Women, in particular, have begun looking increasingly alike. Full lips, fox eyes, pert noses and sharp jaw lines have become the code for beauty. It is hard to find an influencer or Hollywood star who hasn’t been ‘fixed’ and filtered to within an inch of her life. But the public is slowly beginning to tire of this ‘one size fits all’ beauty standard, and the false advertising that comes with it.

Increasingly, I see content creators revealing themselves without filters and layers of makeup, proudly stating that ‘this is what real skin at (fill in the blank) looks like”. Stars and models of the eighties and nineties are making a comeback thanks to their unique features. The Kardashification of beauty seems to be dying.

So how do you achieve the real status symbol, that elusive and impossible to fake thing: great, healthy skin? And especially if you’re of 40 or even 50, like myself? The answer: simple is best.

The morning routine: rinse, treat, moisturise, protect.

The evening routine: cleanse, treat, moisturise.

It truly does not have to be complicated.
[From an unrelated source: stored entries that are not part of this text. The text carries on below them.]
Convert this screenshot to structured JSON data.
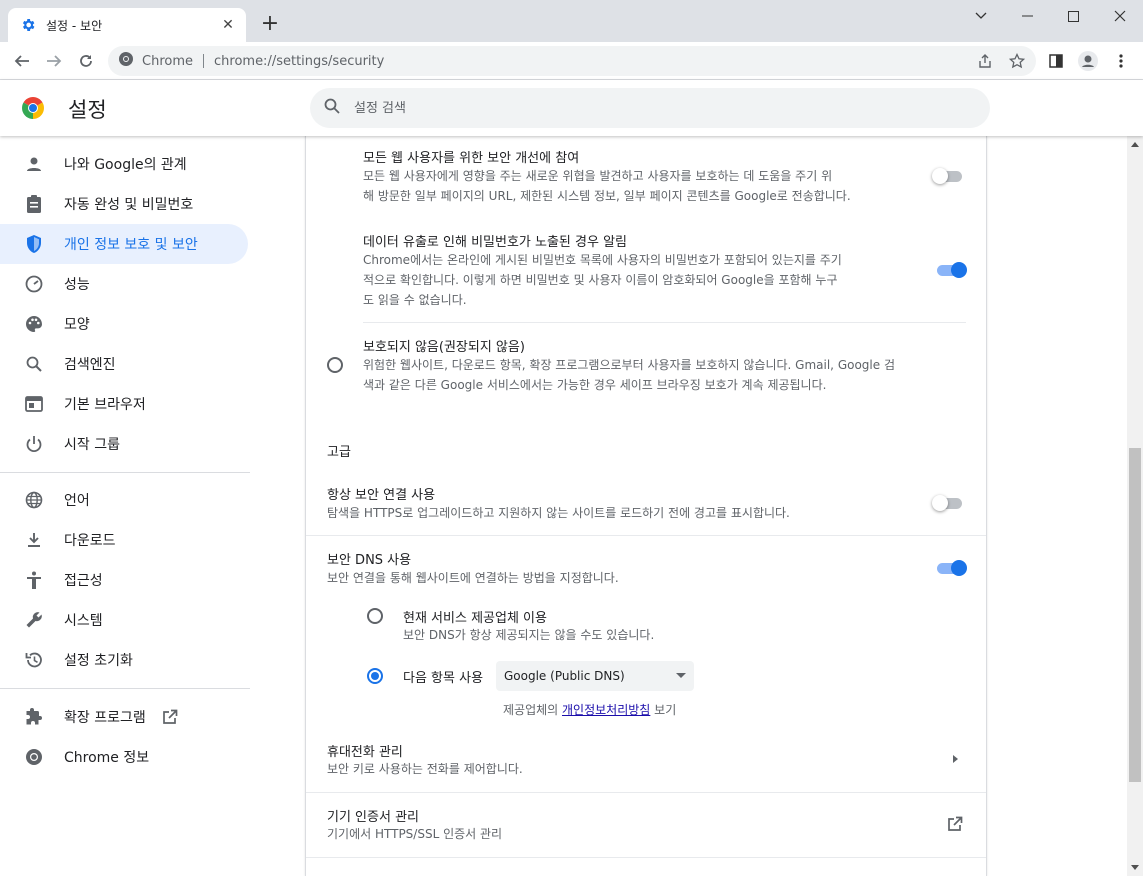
{
  "window": {
    "tab_title": "설정 - 보안",
    "new_tab": "+"
  },
  "toolbar": {
    "site_label": "Chrome",
    "url": "chrome://settings/security"
  },
  "header": {
    "title": "설정",
    "search_placeholder": "설정 검색"
  },
  "sidebar": {
    "items": [
      {
        "label": "나와 Google의 관계",
        "icon": "person-icon"
      },
      {
        "label": "자동 완성 및 비밀번호",
        "icon": "clipboard-icon"
      },
      {
        "label": "개인 정보 보호 및 보안",
        "icon": "shield-icon",
        "active": true
      },
      {
        "label": "성능",
        "icon": "speedometer-icon"
      },
      {
        "label": "모양",
        "icon": "palette-icon"
      },
      {
        "label": "검색엔진",
        "icon": "search-icon"
      },
      {
        "label": "기본 브라우저",
        "icon": "browser-icon"
      },
      {
        "label": "시작 그룹",
        "icon": "power-icon"
      },
      {
        "label": "언어",
        "icon": "globe-icon"
      },
      {
        "label": "다운로드",
        "icon": "download-icon"
      },
      {
        "label": "접근성",
        "icon": "accessibility-icon"
      },
      {
        "label": "시스템",
        "icon": "wrench-icon"
      },
      {
        "label": "설정 초기화",
        "icon": "reset-icon"
      },
      {
        "label": "확장 프로그램",
        "icon": "puzzle-icon"
      },
      {
        "label": "Chrome 정보",
        "icon": "chrome-icon"
      }
    ]
  },
  "main": {
    "improve_security": {
      "title": "모든 웹 사용자를 위한 보안 개선에 참여",
      "desc1": "모든 웹 사용자에게 영향을 주는 새로운 위협을 발견하고 사용자를 보호하는 데 도움을 주기 위",
      "desc2": "해 방문한 일부 페이지의 URL, 제한된 시스템 정보, 일부 페이지 콘텐츠를 Google로 전송합니다.",
      "enabled": false
    },
    "password_leak": {
      "title": "데이터 유출로 인해 비밀번호가 노출된 경우 알림",
      "desc1": "Chrome에서는 온라인에 게시된 비밀번호 목록에 사용자의 비밀번호가 포함되어 있는지를 주기",
      "desc2": "적으로 확인합니다. 이렇게 하면 비밀번호 및 사용자 이름이 암호화되어 Google을 포함해 누구",
      "desc3": "도 읽을 수 없습니다.",
      "enabled": true
    },
    "no_protection": {
      "title": "보호되지 않음(권장되지 않음)",
      "desc1": "위험한 웹사이트, 다운로드 항목, 확장 프로그램으로부터 사용자를 보호하지 않습니다. Gmail, Google 검",
      "desc2": "색과 같은 다른 Google 서비스에서는 가능한 경우 세이프 브라우징 보호가 계속 제공됩니다.",
      "selected": false
    },
    "advanced_heading": "고급",
    "https_always": {
      "title": "항상 보안 연결 사용",
      "desc": "탐색을 HTTPS로 업그레이드하고 지원하지 않는 사이트를 로드하기 전에 경고를 표시합니다.",
      "enabled": false
    },
    "secure_dns": {
      "title": "보안 DNS 사용",
      "desc": "보안 연결을 통해 웹사이트에 연결하는 방법을 지정합니다.",
      "enabled": true,
      "option_current": {
        "title": "현재 서비스 제공업체 이용",
        "desc": "보안 DNS가 항상 제공되지는 않을 수도 있습니다.",
        "selected": false
      },
      "option_custom": {
        "label": "다음 항목 사용",
        "selected": true,
        "provider": "Google (Public DNS)"
      },
      "privacy_prefix": "제공업체의 ",
      "privacy_link": "개인정보처리방침",
      "privacy_suffix": " 보기"
    },
    "phones": {
      "title": "휴대전화 관리",
      "desc": "보안 키로 사용하는 전화를 제어합니다."
    },
    "certificates": {
      "title": "기기 인증서 관리",
      "desc": "기기에서 HTTPS/SSL 인증서 관리"
    }
  },
  "colors": {
    "accent": "#1a73e8",
    "active_bg": "#e8f0fe",
    "tabstrip": "#dee1e6"
  }
}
The skincare industry can be a confusing world to navigate. And product FOMO is real. I feel it myself. A new launch goes viral, and suddenly I find myself questioning everything I thought was working perfectly well.
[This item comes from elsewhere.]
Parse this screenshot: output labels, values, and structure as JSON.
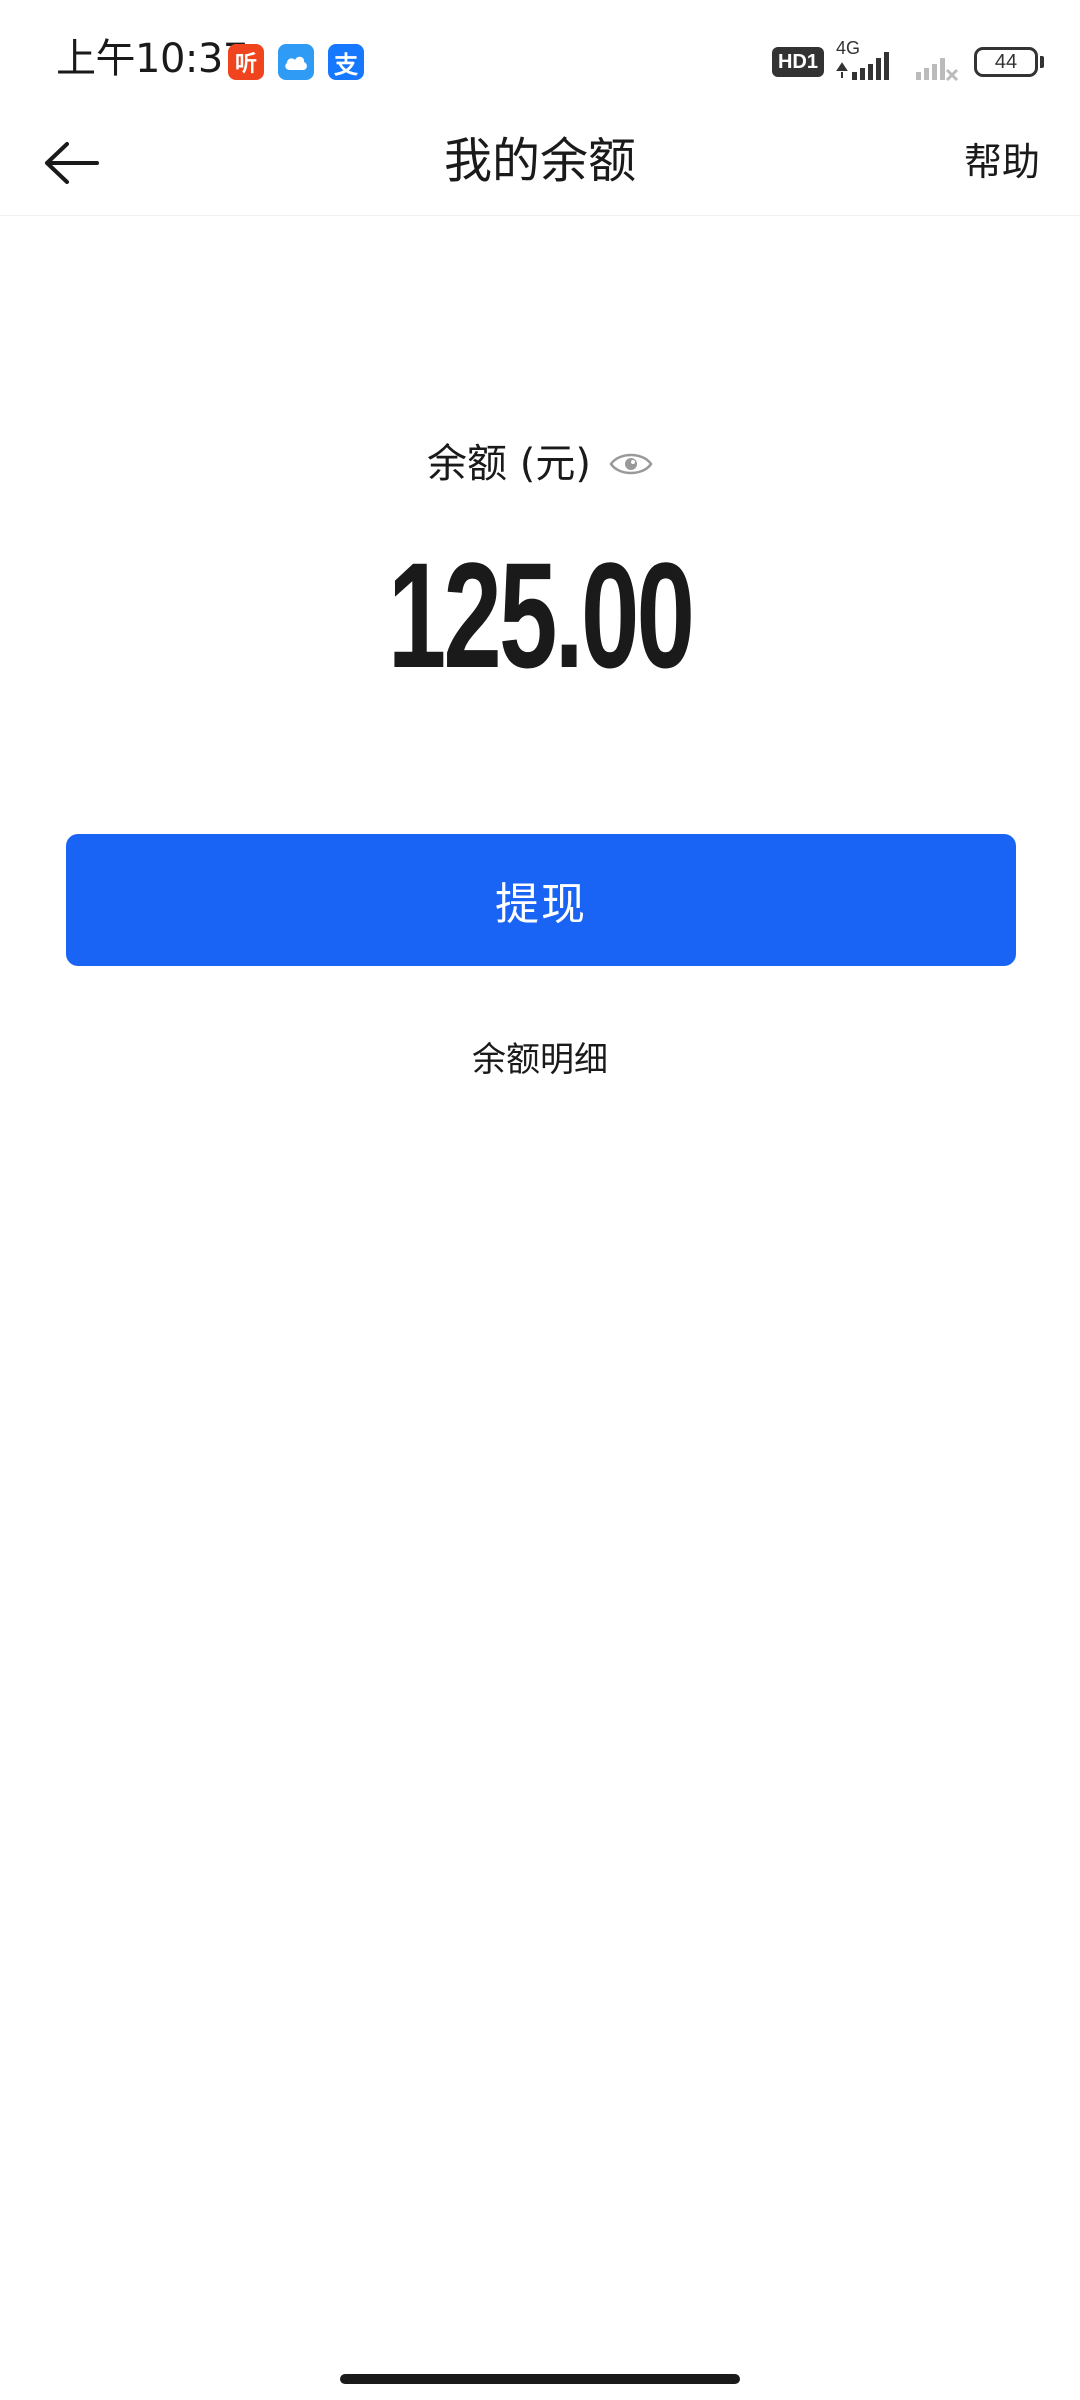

Over time, though, I’ve started to notice that the products people rely on most consistently are rarely the ones dominating the conversation. They’re not always new, or particularly exciting. More often, they’re the ones that integrate easily — that don’t require too much thought.

Brands like Skinceuticals, with its dependable Vitamine C serums, or Medik8 which I’ve found particularly good at delivering consistent results without requiring much thought. At the same time, something as simple as La Roche-Posay sits comfortably in the same space — reliable, effective, and almost intentionally unremarkable.

It’s less about finding the perfect product, and more about finding something you’ll use consistently — and then, importantly, leaving it alone.